New starting point discovered in the fight against Pseudomonas aeruginosa

Research team at the TWINCORE and the HZI shows how an enzyme regulates the pathogenicity of a clinically relevant pathogen. Pseudomonas aeruginosa is an important opportunistic pathogen responsible for life-threatening infections that are associated with high rates of morbidity and mortality. Researchers from TWINCORE, the Centre for Experimental and Clinical Infection Research in Hannover, and the Helmholtz Centre for Infection Research (HZI) in Braunschweig have now been able to show that an enzyme controls virulence through modification of tRNAs. They hope that their findings will pave the way for the development of new treatments.

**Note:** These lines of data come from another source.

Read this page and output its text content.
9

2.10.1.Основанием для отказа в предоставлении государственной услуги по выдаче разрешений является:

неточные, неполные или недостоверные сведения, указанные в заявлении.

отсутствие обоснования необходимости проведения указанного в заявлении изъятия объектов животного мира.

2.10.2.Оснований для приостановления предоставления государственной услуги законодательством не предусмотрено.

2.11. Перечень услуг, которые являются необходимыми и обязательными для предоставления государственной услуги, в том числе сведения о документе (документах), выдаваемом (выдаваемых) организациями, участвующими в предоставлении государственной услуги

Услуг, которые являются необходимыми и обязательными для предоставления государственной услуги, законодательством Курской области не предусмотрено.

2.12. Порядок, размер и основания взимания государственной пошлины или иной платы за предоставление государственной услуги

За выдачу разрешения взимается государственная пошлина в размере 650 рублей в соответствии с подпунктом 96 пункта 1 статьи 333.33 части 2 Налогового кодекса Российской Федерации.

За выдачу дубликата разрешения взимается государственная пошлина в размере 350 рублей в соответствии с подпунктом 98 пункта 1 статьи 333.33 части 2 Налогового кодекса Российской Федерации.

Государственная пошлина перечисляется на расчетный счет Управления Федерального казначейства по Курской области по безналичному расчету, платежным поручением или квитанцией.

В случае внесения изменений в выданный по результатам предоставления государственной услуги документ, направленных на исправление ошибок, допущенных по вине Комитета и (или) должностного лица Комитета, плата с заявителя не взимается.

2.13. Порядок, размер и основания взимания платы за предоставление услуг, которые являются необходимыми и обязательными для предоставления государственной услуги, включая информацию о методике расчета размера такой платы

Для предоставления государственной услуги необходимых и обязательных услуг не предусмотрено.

Researchers from TWINCORE and the HZI have made a breakthrough in understanding Pseudomonas aeruginosa, a dangerous bacteria. They’ve discovered an enzyme that manages this bacteria’s potency by altering tRNAs. This find could lead to new, more effective treatments for infections caused by this bacterium.

Originamitteilung:

Research team at the TWINCORE and the HZI shows how an enzyme regulates the pathogenicity of a clinically relevant pathogen.

Pseudomonas aeruginosa is an important opportunistic pathogen responsible for life-threatening infections that are associated with high rates of morbidity and mortality. Researchers from TWINCORE, the Centre for Experimental and Clinical Infection Research in Hannover, and the Helmholtz Centre for Infection Research (HZI) in Braunschweig have now been able to show that an enzyme controls virulence through modification of tRNAs. They hope that their findings will pave the way for the development of new treatments.